Ortho-Bionomy and Positional Release are methods of determining and changing the resting position of joints to relieve the overall strain in the body. The practitioner will gently move one or several joints at a time testing to find optimal release and then keep the client there for a short time, usually 30-90 seconds, until the overall effect has been achieved. This is repeated for various joints in the body until the problem has been solved. The specific tests, treatment positions and order of treatment differ in these techniques but overall this is how they are applied.

Mobilization is much as described in the last post, the practitioner grabs a bone and slides it in the joint. The difference is one of focus, in this case the practitioner is looking to use the bone as a lever to stretch the ligaments and other structures around the joint so there is more freedom in it. This can be very effective for things like a frozen shoulder or a tight hip but it does make the joint ache for a while afterwards if done correctly.

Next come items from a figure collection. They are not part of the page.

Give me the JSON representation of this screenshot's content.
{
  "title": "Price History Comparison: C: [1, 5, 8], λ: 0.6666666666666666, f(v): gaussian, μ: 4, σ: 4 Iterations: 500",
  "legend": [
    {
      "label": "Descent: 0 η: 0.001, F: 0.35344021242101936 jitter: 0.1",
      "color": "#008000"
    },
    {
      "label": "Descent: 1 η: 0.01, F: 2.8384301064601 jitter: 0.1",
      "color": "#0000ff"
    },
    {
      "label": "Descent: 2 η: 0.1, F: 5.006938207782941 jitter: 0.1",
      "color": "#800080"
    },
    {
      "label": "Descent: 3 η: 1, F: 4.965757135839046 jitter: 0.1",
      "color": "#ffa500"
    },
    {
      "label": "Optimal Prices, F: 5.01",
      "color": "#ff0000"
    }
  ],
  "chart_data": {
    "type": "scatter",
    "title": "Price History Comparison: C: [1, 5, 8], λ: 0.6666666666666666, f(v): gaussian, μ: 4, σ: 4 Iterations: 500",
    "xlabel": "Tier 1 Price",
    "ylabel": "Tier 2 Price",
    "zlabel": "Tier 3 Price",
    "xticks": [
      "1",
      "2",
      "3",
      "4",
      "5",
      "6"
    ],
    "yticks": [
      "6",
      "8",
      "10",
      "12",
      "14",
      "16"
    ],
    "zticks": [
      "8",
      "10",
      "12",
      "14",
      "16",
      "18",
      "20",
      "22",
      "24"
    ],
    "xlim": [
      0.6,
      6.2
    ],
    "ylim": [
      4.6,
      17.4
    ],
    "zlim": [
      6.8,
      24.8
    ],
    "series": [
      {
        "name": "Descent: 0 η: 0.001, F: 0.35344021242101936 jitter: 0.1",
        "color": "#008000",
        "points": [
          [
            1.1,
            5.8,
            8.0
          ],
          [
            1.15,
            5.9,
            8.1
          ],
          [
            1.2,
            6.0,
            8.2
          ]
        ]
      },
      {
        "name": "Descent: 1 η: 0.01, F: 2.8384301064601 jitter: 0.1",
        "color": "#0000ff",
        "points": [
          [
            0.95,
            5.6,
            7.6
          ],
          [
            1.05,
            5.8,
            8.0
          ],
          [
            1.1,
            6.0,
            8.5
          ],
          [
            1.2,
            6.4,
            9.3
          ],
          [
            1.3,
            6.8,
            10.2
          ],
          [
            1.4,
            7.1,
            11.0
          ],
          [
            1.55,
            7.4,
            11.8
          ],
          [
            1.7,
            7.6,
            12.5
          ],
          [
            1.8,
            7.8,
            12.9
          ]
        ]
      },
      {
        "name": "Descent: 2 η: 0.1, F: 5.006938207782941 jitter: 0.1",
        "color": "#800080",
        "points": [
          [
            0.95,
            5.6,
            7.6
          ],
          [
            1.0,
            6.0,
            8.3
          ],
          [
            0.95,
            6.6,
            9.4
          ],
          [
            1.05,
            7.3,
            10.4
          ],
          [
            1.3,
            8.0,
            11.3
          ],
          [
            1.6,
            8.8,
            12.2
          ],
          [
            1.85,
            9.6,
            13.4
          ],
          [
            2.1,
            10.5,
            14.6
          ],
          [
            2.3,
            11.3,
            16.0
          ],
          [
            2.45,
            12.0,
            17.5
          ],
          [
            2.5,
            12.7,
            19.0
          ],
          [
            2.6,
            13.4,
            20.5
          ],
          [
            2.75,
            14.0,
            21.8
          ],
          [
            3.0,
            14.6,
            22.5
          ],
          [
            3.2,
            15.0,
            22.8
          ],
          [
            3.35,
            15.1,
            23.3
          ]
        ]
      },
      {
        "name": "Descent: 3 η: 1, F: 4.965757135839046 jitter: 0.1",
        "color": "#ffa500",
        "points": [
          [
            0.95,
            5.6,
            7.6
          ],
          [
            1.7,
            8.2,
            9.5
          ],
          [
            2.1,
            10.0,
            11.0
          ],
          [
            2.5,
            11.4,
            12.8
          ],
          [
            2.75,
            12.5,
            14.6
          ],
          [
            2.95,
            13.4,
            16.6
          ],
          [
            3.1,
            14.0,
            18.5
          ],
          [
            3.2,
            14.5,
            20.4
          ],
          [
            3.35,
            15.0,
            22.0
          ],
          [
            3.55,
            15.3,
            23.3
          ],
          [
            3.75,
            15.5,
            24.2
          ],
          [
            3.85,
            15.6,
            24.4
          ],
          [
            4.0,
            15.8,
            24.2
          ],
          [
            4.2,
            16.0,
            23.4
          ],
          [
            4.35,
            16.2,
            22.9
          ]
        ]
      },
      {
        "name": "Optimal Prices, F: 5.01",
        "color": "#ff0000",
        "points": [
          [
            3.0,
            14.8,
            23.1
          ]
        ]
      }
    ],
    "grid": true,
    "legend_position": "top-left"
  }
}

Plyometric training is strength training that makes a client do rapid, repeated movement at a joint in alternating directions. Think of hitting a tennis ball with a racquet – first your shoulder joint has to move back as it meets the force of the oncoming ball then it has to push forward to hit the ball back. This back and forth force training strengthens the structures of the joint, neural control of the muscles around the joint and balance and coordination of the rest of the body to keep the joint in the right place in space. It is an important part of rehabilitation after joint surgery.

Vibrational plates have gained popularity recently as a way to improve strength and function by vibrating the body and challenging the sensors in the joints and affecting the endocrine system. The jury is decidedly out on whether they help in a significant and lasting manner but the reasoning behind them has some validity. They do feel interesting and may show value yet, but how best to apply them to training is far from clear at this point. And the machines are very expensive.  Workplace studies have long recognized that excessive vibration of the body at certain frequencies and amplitude is hazardous to long term health but manufacturers generally design their machines to avoid frequencies and amplitudes we know are harmful.